So far, we have used radargrams to represent the data collected by GPR sensors. In order to create these images, some processing is required. Here, we discuss how raw GPR data are processed before they are represented using radargrams.

Travel Time to Depth Conversion

The data measured by the GPR system is the amplitude of the signal as a function of its two-way travel time. However, interpretation can be made easier if the information can be represented in terms of depth. Because of this, an apparent depth axis is frequently added to the right-hand side of the radargram.

To convert the two-way travel time to apparent depth, we must choose a propagation velocity. This may be acquired from the initial radargram, from a-priori information, or sometimes left as the speed of light (\(c = 3.00 \times 10^8\) m/s). The conversion between each vertical axis is given by:

\[d_a = \frac{V t}{2}\]

where \(d_a\) is the apparent depth, \(V\) is the propagation velocity and \(t\) is the two-way travel time. Below, we see an example where the propagation velocity is \(V = 0.13\) m/ns. From this, we can infer that the linear feature in the radargram is roughly 7-8 m away from the source and receiver.
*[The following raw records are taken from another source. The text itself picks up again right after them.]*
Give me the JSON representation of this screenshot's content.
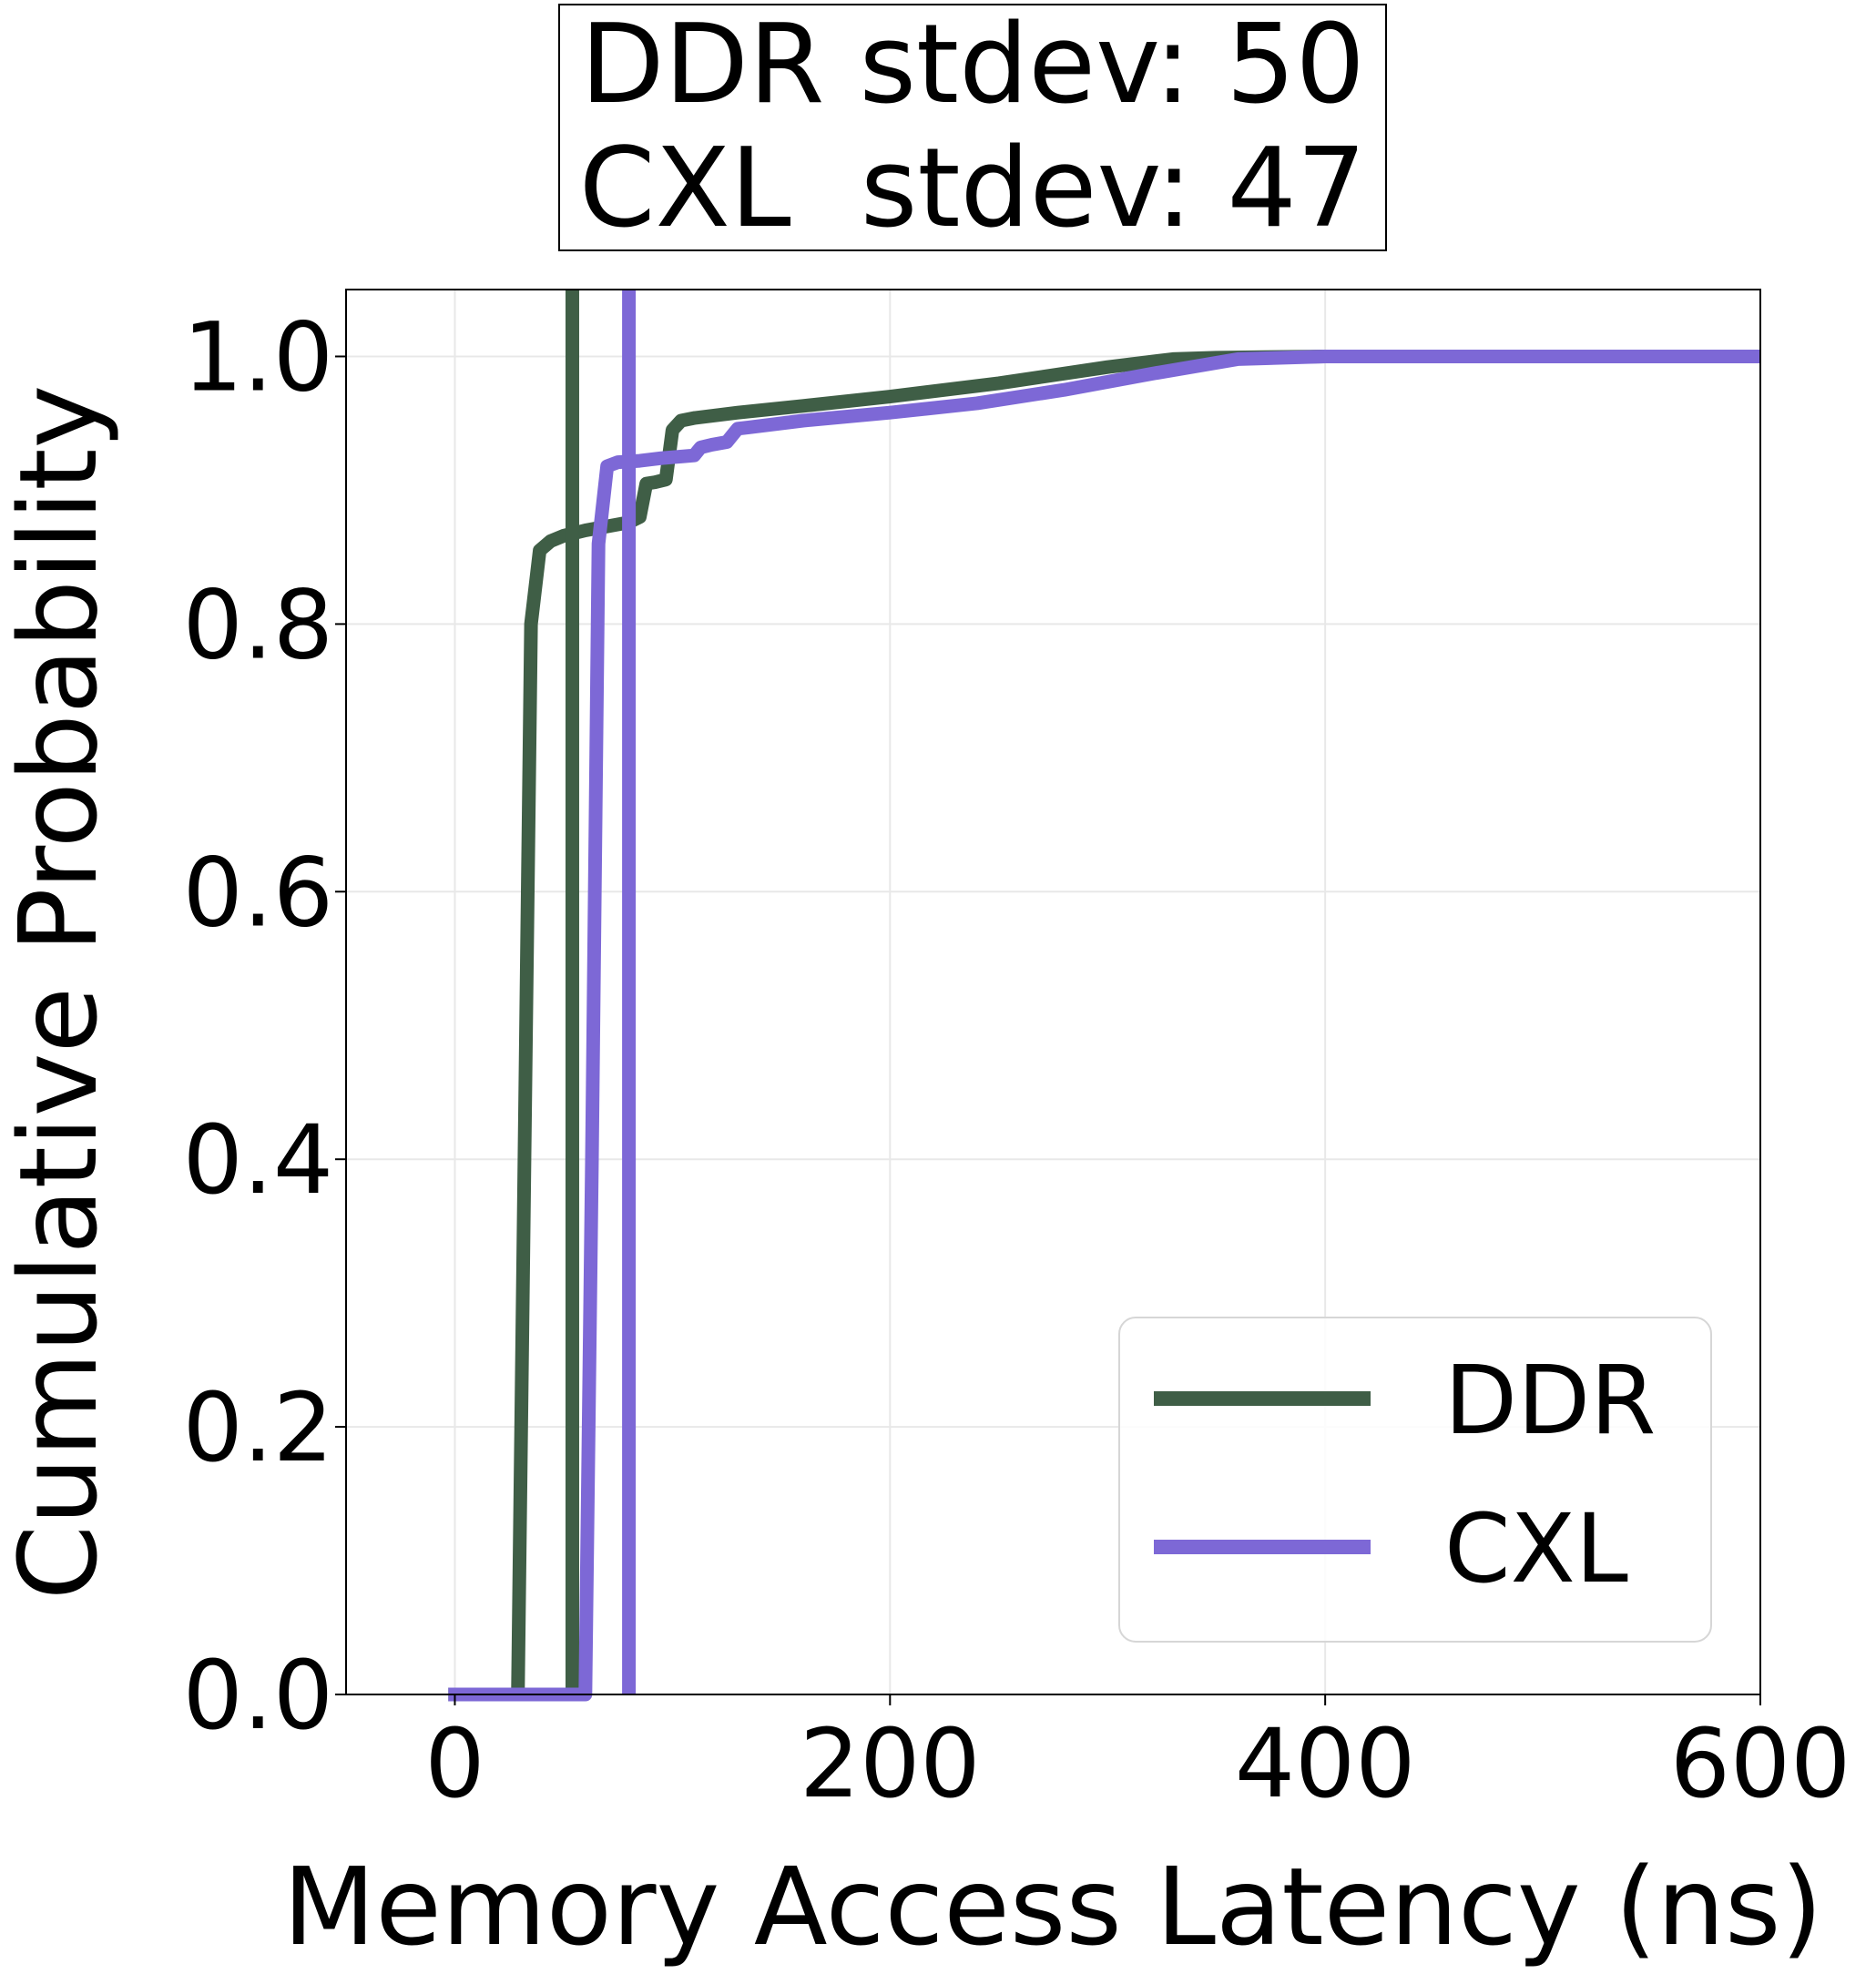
{
  "chart_data": {
    "type": "line",
    "title_lines": [
      "DDR stdev: 50",
      "CXL  stdev: 47"
    ],
    "xlabel": "Memory Access Latency (ns)",
    "ylabel": "Cumulative Probability",
    "xlim": [
      -50,
      600
    ],
    "ylim": [
      0,
      1.05
    ],
    "xticks": [
      0,
      200,
      400,
      600
    ],
    "xtick_labels": [
      "0",
      "200",
      "400",
      "600"
    ],
    "yticks": [
      0.0,
      0.2,
      0.4,
      0.6,
      0.8,
      1.0
    ],
    "ytick_labels": [
      "0.0",
      "0.2",
      "0.4",
      "0.6",
      "0.8",
      "1.0"
    ],
    "grid": true,
    "legend_position": "lower-right",
    "series": [
      {
        "name": "DDR",
        "color": "#3f5e46",
        "x": [
          -3,
          29,
          32,
          35,
          39,
          44,
          50,
          60,
          70,
          80,
          85,
          88,
          92,
          97,
          100,
          104,
          110,
          130,
          160,
          200,
          250,
          300,
          330,
          350,
          400,
          450,
          600
        ],
        "y": [
          0.0,
          0.0,
          0.4,
          0.8,
          0.855,
          0.862,
          0.866,
          0.87,
          0.873,
          0.876,
          0.88,
          0.905,
          0.906,
          0.908,
          0.945,
          0.952,
          0.954,
          0.958,
          0.963,
          0.97,
          0.98,
          0.992,
          0.998,
          0.999,
          1.0,
          1.0,
          1.0
        ],
        "mean_line_x": 54
      },
      {
        "name": "CXL",
        "color": "#7d68d6",
        "x": [
          -3,
          60,
          63,
          66,
          70,
          75,
          85,
          95,
          110,
          113,
          118,
          125,
          130,
          135,
          160,
          200,
          240,
          280,
          320,
          360,
          400,
          600
        ],
        "y": [
          0.0,
          0.0,
          0.4,
          0.86,
          0.918,
          0.921,
          0.922,
          0.924,
          0.926,
          0.932,
          0.934,
          0.936,
          0.946,
          0.947,
          0.952,
          0.958,
          0.965,
          0.975,
          0.987,
          0.998,
          1.0,
          1.0
        ],
        "mean_line_x": 80
      }
    ]
  }
}
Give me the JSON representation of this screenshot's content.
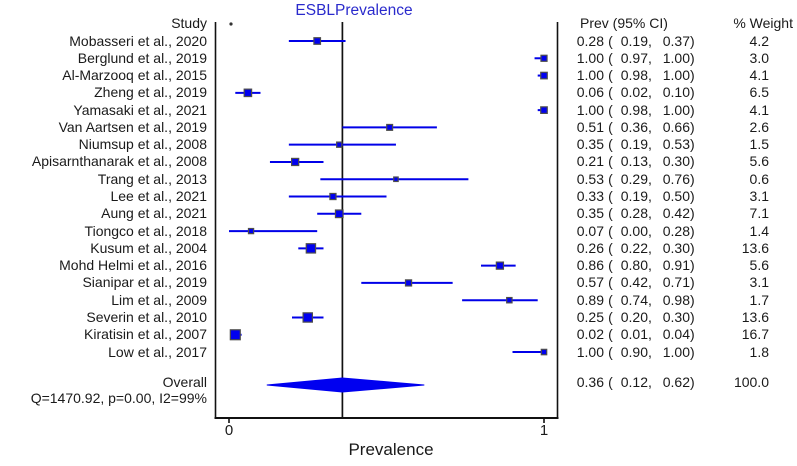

Fig. 125 Example of a radargram with apparent depth on the right axis. This assumes a propagation velocity of 0.13 m/ns.

Gain Correction


Fig. 126 Example gain function which corrects for a loss in signal strength at later times.

Signals measured at earlier times are much stronger than signals which are measured at later times. This may be due to scattering, attenuation, geometric spreading or reflection/transmission events. As a result, it may not be easy to distinguish important features in the data at later times. To account for this, the raw data \(d_{raw}(t)\) for each reading is multiplied by a gain function \(g(t)\) as follows:

\[d(t) = g(t) \times d_{raw}(t)\]

where \(d(t)\) is the data represented in the radargram. The gain function itself is a positive function which increases in magnitude as a function of time. Thus a larger gain is applied to raw data at later times. An example of the gain function is shown on the right. As we can see, the gain function increases in value exponentially to account for the exponential loss in return signal strength over time. However, the gain function is generally bounded by a maximum value.


Fig. 127 (Left) Single trace before gain correction. (Right) Single trace after gain correction.

The strength of returning signals is also much weaker at distances further away from the source. Because of this, gain corrections may be applied based on Tx-Rx distance. This is not necessary for common offset surveys, but may be important in common midpoint or transillumination surveys.


GPR signals travel at velocities close to the speed of light (c = \(3.00 \times 10^8\) m/s). As a result, the total travel times for GPR signals are on the order of 100s of nanoseconds. Because of this, it is easy to repeat the same GPR shot many times over a short interval.

Stacking describes the process of averaging a set of repeated GPR shots in order to reduce noise and improve interpretation. Essentially, stacking acts as a way of improving the signal to noise ratio for GPR data collected at a certain location. An example of this is demonstrated below. As we can see, the more readings we stack, the clearer we see coherent GPR signals.


Fig. 128 Example of how averaging multiple traces from the same Tx-Rx pair can improve the signal to noise ratio. This results in an improved image of the returning signal.


Smoothing is another technique used to improve the interpretation of field collected GPR data. In GPR systems, the data sampling rate is such that the returning wavelet signals should be reasonably smooth and visible. Random noise on the other hand is completely incoherent. When smoothing is applied to the data, it has the effect of reducing the amplitude of incoherent noise while retaining naturally smooth signals in the data. One example of smoothing techniques is the moving average (shown below). We can see that as more data points in time are used for the average, the more easily recognizable the wavelet signal is.


Fig. 129 Example of smoothing a trace by using a moving average.